626 Landmark Foundation

About the Architect

 

Philip Brooks Maher

Philip Brooks Maher (1894-1981) was the only son of the very prominent Prairie School architect George Washington Maher.  Philip's ancestors originally came to the Chicago area when Philip's grandfather moved his large young family from New Albany, Indiana after the Great Chicago Fire in pursuit of gainful employment in the rebuilding effort.  Philip's father, George, was apprenticed at the age of 13 at the architectural firm of Bauer and Hill.  After later working at J. L. Silsbee, George established his own firm in 1888 and went on to design many well-known Chicago-area buildings such as the Assembly Hall in Kenilworth, Patten Gym, and Swift Engineering Hall at Northwestern University, as well as many private homes.

 

Philip's mother Elizabeth Brooks Maher was the daughter of Alden Brooks, a portrait artist.   She also trained as a painter and exhibited at the Art Institute of Chicago. 

 

Philip was a true child of Chicago, growing up in Kenilworth, a suburb north of Chicago that his father had a major role in developing.  Like many families of their station in life during that era of no air conditioning, the boy spent summers at the family cottage in Douglas, Michigan where his father farmed fruit trees.   At the age of 20 years, he apprenticed in his father's architectural firm for a short time before being called into World War I.  After the War, he stayed in France six months more to sketch many buildings in the grand architectural styles of Europe.  His father was also known to have made many pen and ink drawings of buildings of architectural influence on his own trip to Europe shortly before Philip was born, and Philip would have been influenced by these as he was growing up.  After returning from military service in World War I, Philip studied architecture at the University of Michigan. 

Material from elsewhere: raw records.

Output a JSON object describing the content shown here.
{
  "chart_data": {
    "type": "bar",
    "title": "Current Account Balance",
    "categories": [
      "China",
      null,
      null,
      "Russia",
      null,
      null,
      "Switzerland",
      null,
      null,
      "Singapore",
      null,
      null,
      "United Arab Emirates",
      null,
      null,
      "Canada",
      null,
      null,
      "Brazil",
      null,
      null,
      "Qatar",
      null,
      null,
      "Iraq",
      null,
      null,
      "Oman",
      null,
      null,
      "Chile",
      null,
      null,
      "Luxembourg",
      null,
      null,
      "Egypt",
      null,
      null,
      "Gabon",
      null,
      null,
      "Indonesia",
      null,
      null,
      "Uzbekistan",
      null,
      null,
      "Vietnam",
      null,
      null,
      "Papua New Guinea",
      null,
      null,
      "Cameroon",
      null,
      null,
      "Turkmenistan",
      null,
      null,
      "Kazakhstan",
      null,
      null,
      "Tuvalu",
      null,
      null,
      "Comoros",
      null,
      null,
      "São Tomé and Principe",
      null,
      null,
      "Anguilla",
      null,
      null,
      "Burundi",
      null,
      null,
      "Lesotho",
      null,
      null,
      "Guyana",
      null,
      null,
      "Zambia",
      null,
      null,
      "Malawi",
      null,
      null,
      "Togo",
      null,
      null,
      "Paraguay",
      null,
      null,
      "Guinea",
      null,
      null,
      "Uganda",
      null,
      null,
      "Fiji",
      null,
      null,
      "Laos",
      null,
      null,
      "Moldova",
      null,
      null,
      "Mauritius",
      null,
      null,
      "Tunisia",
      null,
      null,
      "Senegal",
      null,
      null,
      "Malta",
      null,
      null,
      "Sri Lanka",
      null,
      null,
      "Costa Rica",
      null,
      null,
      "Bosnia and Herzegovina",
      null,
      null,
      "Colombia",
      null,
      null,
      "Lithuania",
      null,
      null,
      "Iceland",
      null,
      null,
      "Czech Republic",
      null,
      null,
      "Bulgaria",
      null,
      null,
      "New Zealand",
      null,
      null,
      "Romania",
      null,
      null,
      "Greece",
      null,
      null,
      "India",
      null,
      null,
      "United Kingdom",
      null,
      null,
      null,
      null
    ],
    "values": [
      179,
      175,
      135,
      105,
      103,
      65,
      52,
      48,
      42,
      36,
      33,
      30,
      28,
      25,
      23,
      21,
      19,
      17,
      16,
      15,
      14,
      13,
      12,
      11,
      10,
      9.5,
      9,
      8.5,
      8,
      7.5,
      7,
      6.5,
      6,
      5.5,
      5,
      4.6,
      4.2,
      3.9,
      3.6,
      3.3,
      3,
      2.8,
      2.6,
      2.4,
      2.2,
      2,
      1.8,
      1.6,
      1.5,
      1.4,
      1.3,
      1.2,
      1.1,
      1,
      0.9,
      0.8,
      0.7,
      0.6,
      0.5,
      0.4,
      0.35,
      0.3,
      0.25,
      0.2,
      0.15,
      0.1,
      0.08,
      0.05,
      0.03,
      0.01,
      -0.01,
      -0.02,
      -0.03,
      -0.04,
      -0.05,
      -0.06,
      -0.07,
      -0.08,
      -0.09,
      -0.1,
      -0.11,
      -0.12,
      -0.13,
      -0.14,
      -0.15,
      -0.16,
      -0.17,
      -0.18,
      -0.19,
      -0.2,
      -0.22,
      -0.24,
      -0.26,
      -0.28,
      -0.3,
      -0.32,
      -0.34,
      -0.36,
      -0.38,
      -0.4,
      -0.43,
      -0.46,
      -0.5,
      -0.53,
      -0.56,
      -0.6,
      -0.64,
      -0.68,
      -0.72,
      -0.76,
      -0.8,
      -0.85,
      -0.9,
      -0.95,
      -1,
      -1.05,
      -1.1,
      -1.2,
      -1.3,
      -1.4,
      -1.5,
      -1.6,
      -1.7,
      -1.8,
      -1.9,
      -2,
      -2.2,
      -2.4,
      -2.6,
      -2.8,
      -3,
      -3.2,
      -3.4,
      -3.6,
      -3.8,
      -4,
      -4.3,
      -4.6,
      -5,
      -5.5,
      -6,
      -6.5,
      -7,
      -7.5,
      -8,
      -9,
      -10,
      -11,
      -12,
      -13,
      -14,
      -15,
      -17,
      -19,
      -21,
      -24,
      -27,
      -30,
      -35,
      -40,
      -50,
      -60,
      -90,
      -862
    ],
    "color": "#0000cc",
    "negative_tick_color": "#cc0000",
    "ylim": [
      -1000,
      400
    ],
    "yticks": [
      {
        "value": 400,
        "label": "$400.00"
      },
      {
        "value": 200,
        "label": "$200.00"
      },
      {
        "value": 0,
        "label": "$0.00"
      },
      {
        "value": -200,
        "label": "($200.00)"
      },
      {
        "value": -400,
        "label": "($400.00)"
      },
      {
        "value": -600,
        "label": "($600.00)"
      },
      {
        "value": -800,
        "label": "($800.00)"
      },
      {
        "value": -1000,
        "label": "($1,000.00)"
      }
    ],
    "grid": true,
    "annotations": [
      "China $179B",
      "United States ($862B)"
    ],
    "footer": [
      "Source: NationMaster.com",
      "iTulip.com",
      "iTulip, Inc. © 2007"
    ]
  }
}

On December 20, 1921. at the age of 27, Philip married Madeleine Michelson, the daughter of Albert A. Michelson, the first American to win the Nobel Prize in Physics (in 1907.)  They made their home in Kenilworth, Illinois.

 

He joined his father's architectural firm in 1921 and was admitted to the American Institute of Architects in 1924.  The firm was renamed G.W. Maher & Son.

 

Philip became head of the firm at the age of 32 when his father passed away in 1926.  This must have been a stressful time for Philip, thrust into management with little warning and a short time later starting the design work on the major commission at 626 North Michigan Avenue.  Three years later,  the building he designed using French Second Empire styling opened for occupancy.  With his mother's aesthetic eye and his father's technical training, Philip had come into full bloom in his own right.

 

Philip designed more buildings on North Michigan Avenue than any other architect except Holabird & Root, but most have been demolished.  One of his buildings still remaining is the Farwell Building, another City of Chicago Landmark building located in the next block at 664 North Michigan Avenue (the former home of the Terra Museum of American Art.)   Other buildings of his design included the Jacques Building, the Blackstone Shop, and the Decorative Arts Building, as well as 1260 and 1301 North Astor Street, but these have all been torn down.

 

His designs blended a Continental sensibility with the Art Deco forms of a new architectural age.  With Philip's Parisian-inspired style, the boulevard must have had quite the continental air at the time.

 

Along with most architects of his day, Maher's career was constricted by the difficulties of the Depression and war years.  Even into his 80's he could be found seated at the grand piano playing Rachmaninoff or a cool boogie-woogie.  "Phips was dapper and had a dry sense of humor," recalls a friend, "and he loved to reminisce about building the Woman's Athletic Club.  This building was really the love of his life."